AN ANALYTICAL MODEL FOR PORE AND TORTUOSITY FRACTAL DIMENSIONS OF POROUS MEDIA

Abstract

Accurate characterization of pore-scale structures of porous media is necessary for studying their transport mechanisms and properties. An analytical model for pore and capillary structures of porous media is developed based on fractal theory in this study. The pore and tortuosity fractal dimensions are introduced to characterize the pore size distribution and tortuous flow paths. A power law scaling between fractal probability function and pore diameter is proposed, which can be applied to determine the pore fractal dimension. The explicit expression for tortuosity fractal dimension is derived based on exactly self-similar fractal set and fractal capillary bundle model. The present fractal model has been validated by comparison with that of experiments and numerical simulations as well as theoretical models.
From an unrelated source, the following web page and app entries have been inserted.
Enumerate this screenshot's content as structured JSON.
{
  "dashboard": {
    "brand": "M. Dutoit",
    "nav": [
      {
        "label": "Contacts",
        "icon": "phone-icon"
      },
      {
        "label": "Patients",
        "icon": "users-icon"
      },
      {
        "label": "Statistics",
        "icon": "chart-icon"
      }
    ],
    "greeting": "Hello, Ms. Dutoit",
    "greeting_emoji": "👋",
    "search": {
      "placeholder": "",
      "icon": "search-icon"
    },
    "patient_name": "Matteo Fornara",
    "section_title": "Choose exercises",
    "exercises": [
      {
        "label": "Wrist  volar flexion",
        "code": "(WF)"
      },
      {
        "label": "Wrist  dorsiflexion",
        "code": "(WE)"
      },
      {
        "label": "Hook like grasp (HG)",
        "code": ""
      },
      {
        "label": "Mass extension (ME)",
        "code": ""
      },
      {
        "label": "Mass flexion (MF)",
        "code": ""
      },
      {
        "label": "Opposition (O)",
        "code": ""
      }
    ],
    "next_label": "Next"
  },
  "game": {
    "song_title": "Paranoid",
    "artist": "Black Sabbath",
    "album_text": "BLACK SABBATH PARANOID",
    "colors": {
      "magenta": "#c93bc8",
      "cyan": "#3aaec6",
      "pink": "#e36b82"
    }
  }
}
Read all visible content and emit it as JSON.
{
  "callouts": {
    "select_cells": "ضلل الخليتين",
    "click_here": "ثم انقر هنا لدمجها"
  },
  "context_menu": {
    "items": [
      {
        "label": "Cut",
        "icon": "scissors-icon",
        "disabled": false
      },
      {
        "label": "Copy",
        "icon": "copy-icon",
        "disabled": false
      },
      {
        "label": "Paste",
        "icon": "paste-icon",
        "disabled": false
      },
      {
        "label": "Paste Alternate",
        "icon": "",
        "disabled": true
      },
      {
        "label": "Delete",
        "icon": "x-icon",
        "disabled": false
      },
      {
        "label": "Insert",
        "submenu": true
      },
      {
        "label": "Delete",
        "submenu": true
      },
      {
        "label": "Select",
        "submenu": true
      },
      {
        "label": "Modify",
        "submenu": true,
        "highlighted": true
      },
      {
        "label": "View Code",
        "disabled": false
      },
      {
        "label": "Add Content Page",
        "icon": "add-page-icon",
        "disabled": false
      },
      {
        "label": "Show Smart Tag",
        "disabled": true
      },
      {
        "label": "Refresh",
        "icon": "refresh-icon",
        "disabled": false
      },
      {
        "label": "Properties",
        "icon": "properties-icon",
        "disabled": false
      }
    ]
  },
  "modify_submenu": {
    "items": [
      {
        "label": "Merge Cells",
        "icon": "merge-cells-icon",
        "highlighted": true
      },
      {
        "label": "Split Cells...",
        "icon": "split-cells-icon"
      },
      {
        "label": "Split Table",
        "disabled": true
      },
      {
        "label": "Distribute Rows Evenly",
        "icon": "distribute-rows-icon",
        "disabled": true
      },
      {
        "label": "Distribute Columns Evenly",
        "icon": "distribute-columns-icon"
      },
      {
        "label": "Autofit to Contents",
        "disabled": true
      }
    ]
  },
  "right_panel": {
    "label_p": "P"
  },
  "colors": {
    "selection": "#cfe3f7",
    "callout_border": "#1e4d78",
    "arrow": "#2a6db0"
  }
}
The results show that the tortuosity fractal dimension decreases as porosity and pore fractal dimension increase, it increases with the increment of tortuosity. Both the particle shape and pore size range take important effect on the tortuosity fractal dimension under certain porosity. The proposed pore-scale model can present a conceptual tool to study the transport mechanisms of porous media and may provide useful guideline for oil and gas exploitation, hydraulic resource development, geotechnical engineering and chemical engineering.